The Sacred Word in the Common Tongue
By composing the Dnyaneshwari in Marathi rather than Sanskrit, Dnyaneshwar declared that liberation is not the property of the learned or the priestly. The highest truth must be spoken in the language the people actually speak. The mother tongue is not a lesser vehicle; it is the very breath through which God becomes accessible to all.
The Name as the Complete Path
The Haripath teaches that the repetition of Hari's name is not a preliminary practice but the full and final path. All the Vedas, all the shastras, all the puranas point to this one thing. The Name dissolves karma, purifies the mind, and reveals the Self. As Dnyaneshwar writes: the Haripath is the living nectar of samadhi.
Works & Publications
Dnyaneshwari (Bhavarthadeepika)
A verse-by-verse Marathi commentary on the Bhagavad Gita composed at age fifteen, comprising over 9,000 ovis (couplets). The first major philosophical work in the Marathi language and the foundational scripture of the Warkari tradition.
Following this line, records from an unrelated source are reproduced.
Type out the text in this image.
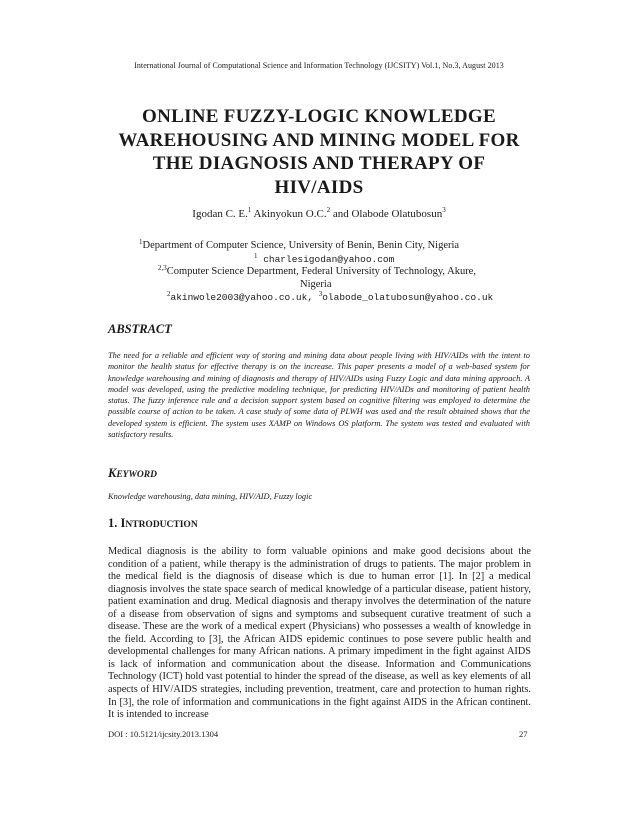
International Journal of Computational Science and Information Technology (IJCSITY) Vol.1, No.3, August 2013
ONLINE FUZZY-LOGIC KNOWLEDGE
WAREHOUSING AND MINING MODEL FOR
THE DIAGNOSIS AND THERAPY OF
HIV/AIDS
Igodan C. E.$^1$ Akinyokun O.C.$^2$ and Olabode Olatubosun$^3$
$^1$Department of Computer Science, University of Benin, Benin City, Nigeria
$^1$ charlesigodan@yahoo.com
$^{2,3}$Computer Science Department, Federal University of Technology, Akure,
Nigeria
$^2$akinwole2003@yahoo.co.uk, $^3$olabode_olatubosun@yahoo.co.uk
ABSTRACT
The need for a reliable and efficient way of storing and mining data about people living with HIV/AIDs with the intent to monitor the health status for effective therapy is on the increase. This paper presents a model of a web-based system for knowledge warehousing and mining of diagnosis and therapy of HIV/AIDs using Fuzzy Logic and data mining approach. A model was developed, using the predictive modeling technique, for predicting HIV/AIDs and monitoring of patient health status. The fuzzy inference rule and a decision support system based on cognitive filtering was employed to determine the possible course of action to be taken. A case study of some data of PLWH was used and the result obtained shows that the developed system is efficient. The system uses XAMP on Windows OS platform. The system was tested and evaluated with satisfactory results.
KEYWORD
Knowledge warehousing, data mining, HIV/AID, Fuzzy logic
1. INTRODUCTION
Medical diagnosis is the ability to form valuable opinions and make good decisions about the condition of a patient, while therapy is the administration of drugs to patients. The major problem in the medical field is the diagnosis of disease which is due to human error [1]. In [2] a medical diagnosis involves the state space search of medical knowledge of a particular disease, patient history, patient examination and drug. Medical diagnosis and therapy involves the determination of the nature of a disease from observation of signs and symptoms and subsequent curative treatment of such a disease. These are the work of a medical expert (Physicians) who possesses a wealth of knowledge in the field. According to [3], the African AIDS epidemic continues to pose severe public health and developmental challenges for many African nations. A primary impediment in the fight against AIDS is lack of information and communication about the disease. Information and Communications Technology (ICT) hold vast potential to hinder the spread of the disease, as well as key elements of all aspects of HIV/AIDS strategies, including prevention, treatment, care and protection to human rights. In [3], the role of information and communications in the fight against AIDS in the African continent. It is intended to increase
DOI : 10.5121/ijcsity.2013.1304	27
Amritanubhav (Experience of Immortality)
A concentrated philosophical poem of approximately 800 ovis exploring the nature of non-dual reality through the metaphor of Shiva and Shakti. Considered one of the most rigorous expressions of non-dual philosophy in any Indian vernacular language.
Haripath (27 Abhangas)
A garland of 27 abhangas composed for daily recitation, centered on the repetition and glory of Hari's name. Recited every evening by Warkari practitioners for over seven centuries. The complete Haripath is available on this site.
Changdev Pasashti
A teaching letter of 65 ovis addressed to the yogi Changdev, who approached Dnyaneshwar expecting to impress the young saint with his yogic powers. The poem instructs Changdev on the nature of the Self beyond all attainment.
An Inspiration
Dnyaneshwar's Haripath is already a living presence on this site, with the complete 27 abhangas available for recitation and study. His seamless unification of the deepest non-dual realization with the simplest devotional practice mirrors the very spirit of these satsangs, where Self-inquiry and surrender to the Divine Name are never separated.